* I have picked up a lot of secrets from the homes that I took a virtual tour of, thanks to webinars and Zoom meets
* I understand this is casual to you, but why do I have to see this? What is this obsession to see and be seen? What was wrong with the vanilla conference calls?
I know, I know, it’s awkward to talk on this platform about the very same stage that has put me in an uncomfortable spot for the last nine months. When corporate India logged on to their office systems remotely, little did they know they were all joining a prolonged socially awkward situation.
When we signed up for shifting boardroom meetings to video calls we should have known that as a country we have only been using the platform to call family that stays away and insists on “coming online on weekends”. We didn’t have the slightest clue about good lighting, dressing aptly for video calls and, most important, the need for appropriate backgrounds. As a content creator, I had to host webinars from the first month of the dreaded lockdown and, boy, I had no clue what a circus these video calls would turn into.
And, after all these months, here is a thin manual of what to do or not do in video conferencing:
Please use an appropriate background. We understand that more than half the country doesn’t have office space to work from at home but please don’t show me your unfolded sheets on the bed in a video call just because you are working from home.
In these nine months I have picked up a lot of secrets from the homes that I took a virtual tour of, thanks to webinars and Zoom meets. I know the colours of a certain colleague’s underwear, brand-named Jocki (clearly an Indian cousin of Jockey), for he is always sitting in front of a makeshift clothesline in his bedroom during video calls. I perfectly understand that he stays in a men’s hostel in Mumbai and the rains might have made it difficult for him to dry his smalls, but why can’t our bosses understand that too? How will adding a video to a sales call drive growth? I spoke to my boss about this problem and mentioned that not all of us had the background luxury of a lush green garden in a plush little bungalow in Greater Kailash, and he said, “You can always use virtual backgrounds, dear”. The next day I logged on from a beach and my friend from a very ugly-looking library. It was funny but also sad since we used up a good 20 minutes of our 45-minute call adjusting our virtual backgrounds.

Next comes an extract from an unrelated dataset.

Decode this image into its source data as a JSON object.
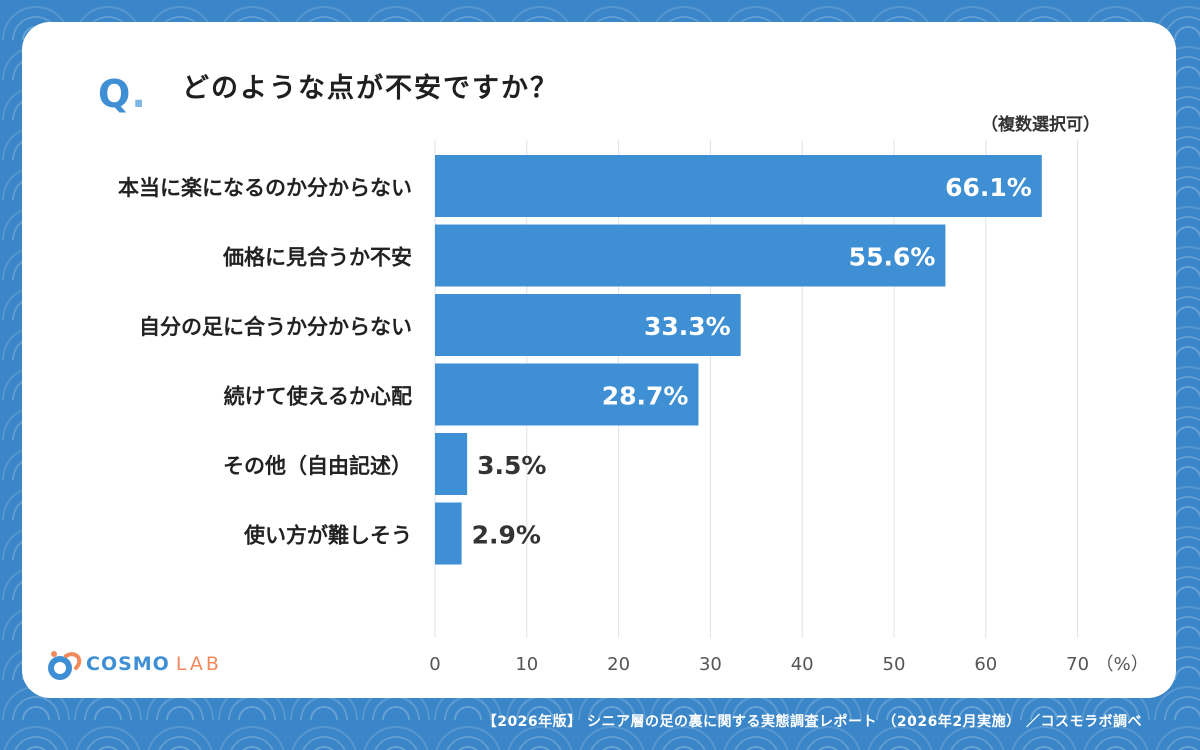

The other big problem is Zoombombing. Thanks to these absolutely unnecessary video meets, I have now met my boss’s father-in-law, my colleague’s boyfriend, my Jocki buddy’s roomies and half of corporate India’s wives, moms, sons, daughters, uncles, nephews and pets, each time I interviewed them on my webinars.
Another huge roadblock is dressing up for the meets. Before a certain webinar one of my speakers sent me a message, asking what he was expected to wear. “Keep it casual. No sweat,” I replied. My man took it literally. He turned up in something which I’d call a cross between gym clothes and inappropriate sleepwear with no sleeves involved. I understand this is casual to you, but why do I have to see this? What is this obsession to see and be seen? What was wrong with the vanilla conference calls?
In India, at least, data theft is the least of our concerns on a video call. As a nation we weren’t ready for this new way of working on Skype, Facetime, Zoom or Google Meets. Video, for us, was restricted to sending “Please see my daughter’s first Bharatanatyam performance and bless her” kind of clips on family WhatsApp groups or, at the most, making a funny video (uncle snoring) for TikTok. This work business on videos has been difficult, gauche and supremely awkward.
And that is why I am penning this letter, with a reassuring message to all my colleagues, co-panellists and speakers on video calls: Don’t worry. I have seen nothing!